KLB Campak Cilegon — Pemerintah Kota Cilegon akhirnya berhasil mengendalikan Kejadian Luar Biasa (KLB) campak yang merebak sejak pertengahan September 2025. Berkat langkah cepat, terukur, dan kolaboratif lintas sektor, penyebaran kasus berhasil dihentikan dan cakupan Outbreak Response Immunization (ORI) bahkan melampaui target nasional.

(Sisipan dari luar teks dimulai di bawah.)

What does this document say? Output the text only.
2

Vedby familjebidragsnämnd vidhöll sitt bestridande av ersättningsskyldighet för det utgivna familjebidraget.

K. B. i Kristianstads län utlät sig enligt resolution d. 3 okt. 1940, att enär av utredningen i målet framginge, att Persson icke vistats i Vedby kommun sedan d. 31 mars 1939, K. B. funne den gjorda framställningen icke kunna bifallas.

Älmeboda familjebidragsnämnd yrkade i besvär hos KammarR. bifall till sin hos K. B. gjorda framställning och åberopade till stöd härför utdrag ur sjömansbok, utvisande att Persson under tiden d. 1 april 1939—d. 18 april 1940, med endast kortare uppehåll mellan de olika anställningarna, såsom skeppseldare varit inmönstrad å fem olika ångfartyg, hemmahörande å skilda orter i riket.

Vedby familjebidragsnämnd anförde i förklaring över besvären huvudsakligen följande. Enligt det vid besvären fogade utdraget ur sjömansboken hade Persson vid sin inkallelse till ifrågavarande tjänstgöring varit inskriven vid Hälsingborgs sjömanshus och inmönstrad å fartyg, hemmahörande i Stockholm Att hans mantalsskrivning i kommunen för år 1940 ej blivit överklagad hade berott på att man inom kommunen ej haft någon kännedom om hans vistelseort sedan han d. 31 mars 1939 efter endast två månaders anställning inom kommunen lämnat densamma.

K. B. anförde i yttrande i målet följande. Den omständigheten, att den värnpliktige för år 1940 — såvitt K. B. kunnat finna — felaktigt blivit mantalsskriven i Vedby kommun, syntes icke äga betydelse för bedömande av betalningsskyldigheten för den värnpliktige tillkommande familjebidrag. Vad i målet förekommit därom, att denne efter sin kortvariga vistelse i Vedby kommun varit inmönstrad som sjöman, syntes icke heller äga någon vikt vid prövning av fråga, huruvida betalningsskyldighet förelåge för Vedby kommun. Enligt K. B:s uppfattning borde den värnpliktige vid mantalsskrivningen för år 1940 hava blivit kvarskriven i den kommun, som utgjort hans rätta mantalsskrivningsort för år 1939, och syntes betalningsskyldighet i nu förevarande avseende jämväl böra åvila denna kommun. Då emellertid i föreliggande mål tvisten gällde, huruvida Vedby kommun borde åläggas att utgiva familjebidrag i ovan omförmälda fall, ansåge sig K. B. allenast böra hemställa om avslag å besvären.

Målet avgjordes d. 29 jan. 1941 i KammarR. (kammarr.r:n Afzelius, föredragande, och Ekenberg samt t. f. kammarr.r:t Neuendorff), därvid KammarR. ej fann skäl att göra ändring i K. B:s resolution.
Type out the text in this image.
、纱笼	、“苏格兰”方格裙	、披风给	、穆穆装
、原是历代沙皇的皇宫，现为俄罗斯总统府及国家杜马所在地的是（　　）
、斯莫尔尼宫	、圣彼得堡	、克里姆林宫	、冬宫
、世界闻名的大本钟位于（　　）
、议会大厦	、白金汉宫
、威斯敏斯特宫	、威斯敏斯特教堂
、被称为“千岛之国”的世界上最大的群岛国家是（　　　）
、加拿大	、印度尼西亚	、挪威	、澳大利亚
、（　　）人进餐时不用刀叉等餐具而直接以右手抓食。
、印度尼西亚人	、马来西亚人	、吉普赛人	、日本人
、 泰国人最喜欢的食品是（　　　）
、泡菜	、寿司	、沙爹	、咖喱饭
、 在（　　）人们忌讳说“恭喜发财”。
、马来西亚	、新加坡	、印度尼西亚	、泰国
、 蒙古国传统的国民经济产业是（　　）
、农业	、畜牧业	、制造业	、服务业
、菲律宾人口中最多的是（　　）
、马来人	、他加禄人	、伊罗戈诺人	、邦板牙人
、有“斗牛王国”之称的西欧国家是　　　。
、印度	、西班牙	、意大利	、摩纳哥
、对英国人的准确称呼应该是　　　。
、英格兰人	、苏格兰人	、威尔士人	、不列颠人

Hingga akhir Oktober 2025, tercatat 31 kasus positif campak di delapan kecamatan: Cibeber (7 kasus), Jombang (4), Citangkil (6), Pulomerak (3), Ciwandan (3), Cilegon (3), Grogol (2), dan Purwakarta (2). Sekitar 84 persen kasus muncul sepanjang September–Oktober, dengan klaster terbesar berada di salah satu SD di Kecamatan Cibeber.
Kasus pertama teridentifikasi pada 10 September 2025 dan terus berkembang hingga awal Oktober sebelum menyebar ke wilayah lain. Melihat percepatan penularan, Wali Kota Cilegon menetapkan status KLB melalui SK Wali Kota Nomor 400.7.23/Kep.243-Dinkes/2025 pada 24 Oktober 2025. Empat kecamatan kemudian ditetapkan sebagai wilayah prioritas penanganan: Cibeber, Jombang, Citangkil, dan Pulomerak.
Dinas Kesehatan Kota Cilegon langsung menggelar imunisasi ORI pada 16 Oktober 2025 dengan sasaran 27.140 anak usia 1–9 tahun. Setelah penetapan KLB, dukungan logistik vaksin dari pemerintah pusat memperkuat percepatan imunisasi.
Pada 29 Oktober 2025, Wakil Wali Kota Cilegon Fajar Hadi Prabowo memimpin Rapat Koordinasi ORI Tingkat Kota yang dihadiri camat, lurah, tenaga kesehatan, serta unsur pengamanan. Dalam rapat tersebut, seluruh pihak menandatangani komitmen bersama penanggulangan Penyakit yang Dapat Dicegah Dengan Imunisasi (PD3I).
“Seluruh unsur hexahelix harus bersinergi. Penanganan tidak boleh berhenti pada wilayah KLB saja, tetapi juga menjaga agar daerah lain tetap waspada,” ujar Fajar. Ia juga menekankan pentingnya edukasi untuk meningkatkan kesadaran orang tua mengenai imunisasi.
Plt. Asda I, Bambang Hario Bintan, menambahkan bahwa keberhasilan penanganan KLB merupakan kerja kolektif. “Perlindungan anak adalah prioritas. Sinergi lintas sektor membuat rantai penularan berhasil kita putus,” tegasnya dalam rapat evaluasi 11 November 2025.
Berbagai langkah terpadu terus dilakukan: ORI di sekolah dan posyandu, sweeping rumah ke rumah, monitoring harian, validasi data, koordinasi dengan rumah sakit terkait pembiayaan, hingga penyusunan Situation Report setiap hari.
Hasil kerja cepat tersebut membuahkan capaian signifikan. Hingga 17 November 2025, cakupan ORI di empat kecamatan prioritas mencapai 100,88 persen, melebihi target nasional sebesar 95 persen.
Keberhasilan ini menjadi contoh nyata implementasi kolaborasi hexahelix—pemerintah, tenaga kesehatan, aparat keamanan, dunia pendidikan, swasta, media, dan masyarakat—yang bergerak serempak mengatasi wabah. Dukungan penuh ini juga membantu menanggulangi berbagai tantangan seperti keterlambatan reagen laboratorium, penularan antarwilayah, hingga penolakan vaksin oleh sebagian orang tua.
Masa Pemantauan 28 Hari Menentukan Status KLB
Meski cakupan ORI sudah melampaui target, pencabutan status KLB masih menunggu masa pemantauan dua kali masa inkubasi (28 hari) sejak kasus terakhir terkonfirmasi. Jika tidak ada penambahan kasus baru, status KLB akan resmi dicabut.
Kepala Dinas Kesehatan Kota Cilegon, Ratih Purnamasari, kembali mengimbau masyarakat agar tidak ragu membawa anaknya untuk imunisasi. “Setelah kejadian ini, harapannya tidak ada lagi yang menolak imunisasi demi melindungi anak-anak kita,” ujarnya.